BORIS JOHNSON, British Foreign Minister: I have said that it’s divisive, I have said that it’s wrong, and I have said that it stigmatizes people on grounds of their nationality. But what I will not do is disengage from conversations with our American friends and partners in such a way as to do material damage to the interests of U.K. citizens.

JUDY WOODRUFF: More than a million British citizens have petitioned against the Trump visit set for later this year.

MILES O’BRIEN: President Trump’s pick to be secretary of state survived a key procedural vote in the Senate tonight. Republicans resisted a Democratic push to delay action on Rex Tillerson, a former ExxonMobil CEO. That clears the way for a confirmation vote this week.

JUDY WOODRUFF: In Yemen, security officials say a suspected U.S. drone strike killed two al-Qaida militants today. It came a day after U.S. commandos killed three alleged leaders of al-Qaida’s branch in Yemen. Thirty other people and one U.S. Navy SEAL died in the Sunday raid. It was the first U.S. combat death under President Trump.

MILES O’BRIEN: Police in Quebec City, Canada, are looking for a motive after a shooting at a mosque left six dead last night. A suspect is in custody. More than 50 people were in the mosque at the time of the attack. Officials say it was an act of terror, and they’re calling for unity.

PHILIPPE COUILLARD, Premier, Quebec: Normal in times of crisis that everyone will speak with the same voice of tolerance, integration and inclusion. The real challenge will be two weeks from now to continue saying this, to refuse any compromise towards intolerance or exclusion.

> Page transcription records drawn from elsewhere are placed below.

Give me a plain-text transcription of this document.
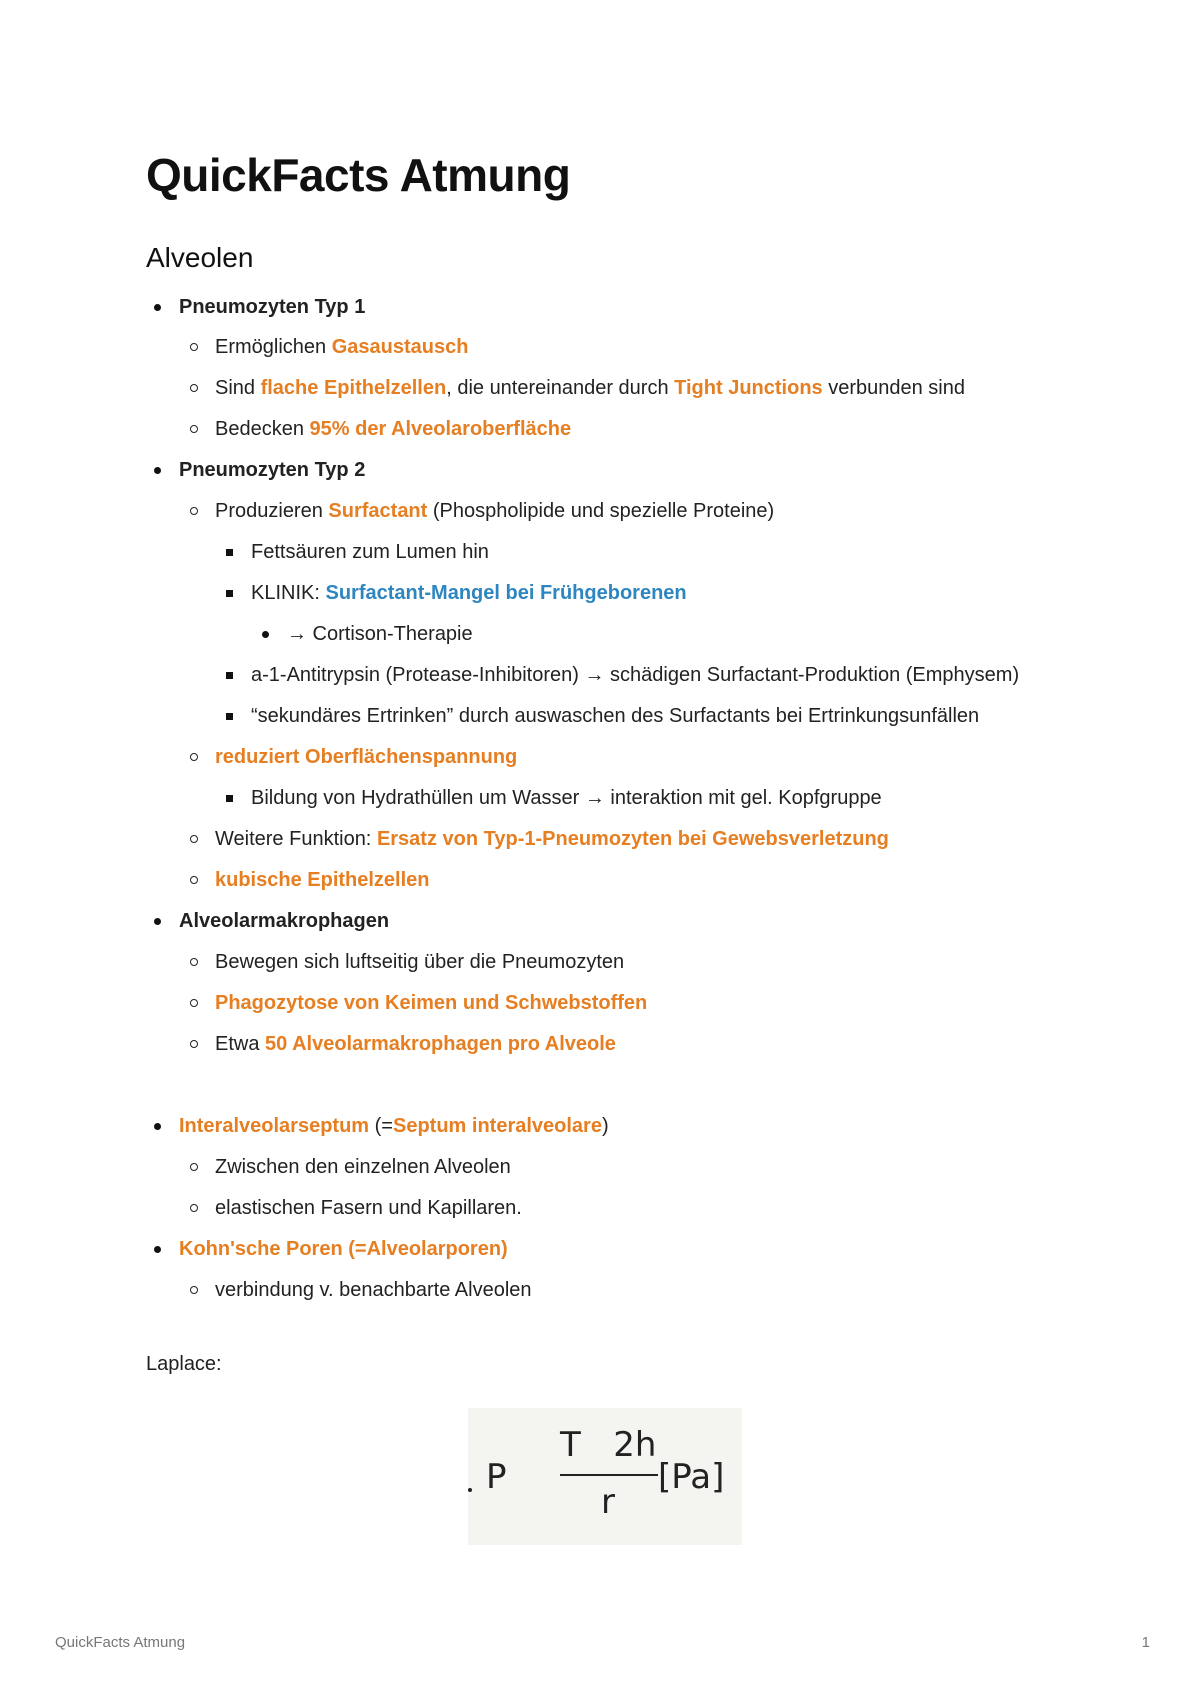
QuickFacts Atmung
Alveolen
Pneumozyten Typ 1
Ermöglichen Gasaustausch
Sind flache Epithelzellen, die untereinander durch Tight Junctions verbunden sind
Bedecken 95% der Alveolaroberfläche
Pneumozyten Typ 2
Produzieren Surfactant (Phospholipide und spezielle Proteine)
Fettsäuren zum Lumen hin
KLINIK: Surfactant-Mangel bei Frühgeborenen
→ Cortison-Therapie
a-1-Antitrypsin (Protease-Inhibitoren) → schädigen Surfactant-Produktion (Emphysem)
“sekundäres Ertrinken” durch auswaschen des Surfactants bei Ertrinkungsunfällen
reduziert Oberflächenspannung
Bildung von Hydrathüllen um Wasser → interaktion mit gel. Kopfgruppe
Weitere Funktion: Ersatz von Typ-1-Pneumozyten bei Gewebsverletzung
kubische Epithelzellen
Alveolarmakrophagen
Bewegen sich luftseitig über die Pneumozyten
Phagozytose von Keimen und Schwebstoffen
Etwa 50 Alveolarmakrophagen pro Alveole
Interalveolarseptum (=Septum interalveolare)
Zwischen den einzelnen Alveolen
elastischen Fasern und Kapillaren.
Kohn'sche Poren (=Alveolarporen)
verbindung v. benachbarte Alveolen
Laplace:
P
T   2h
r
[Pa]
QuickFacts Atmung	1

MILES O’BRIEN: Later in Parliament, Prime Minister Justin Trudeau spoke directly to the more than one million in Canada and he said to them, “We are with you.”

JUDY WOODRUFF: The Philippines’ national police forces will no longer take part in a sweeping anti-drug campaign in that country. The crackdown began in July, when President Rodrigo Duterte took office. Since then, about 7,000 people have been killed. But the national police chief said he’s calling a halt after rogue officers kidnapped and killed a South Korean businessman for money.

MILES O’BRIEN: The man accused of killing five people and wounding six at the Fort Lauderdale Airport pleaded not guilty today. Esteban Santiago appeared in federal court on 22 charges from the shooting this month. Authorities say he opened fire in the baggage claim area with a handgun he’d stowed in a checked bag. He’d flown in from Anchorage, Alaska.

JUDY WOODRUFF: Wall Street had a rough day as the president’s immigration order depressed airline stocks. The Dow Jones industrial average lost 122 points to fall back below 20000. The Nasdaq fell 47, and the S&P 500 gave up 12.

MILES O’BRIEN: And doctors in Houston released former President George H.W. Bush from a Houston hospital today. He’d been there for two weeks with pneumonia. Mr. Bush is 92. His wife, Barbara, now 91, was released last week from the same hospital. She was treated for bronchitis.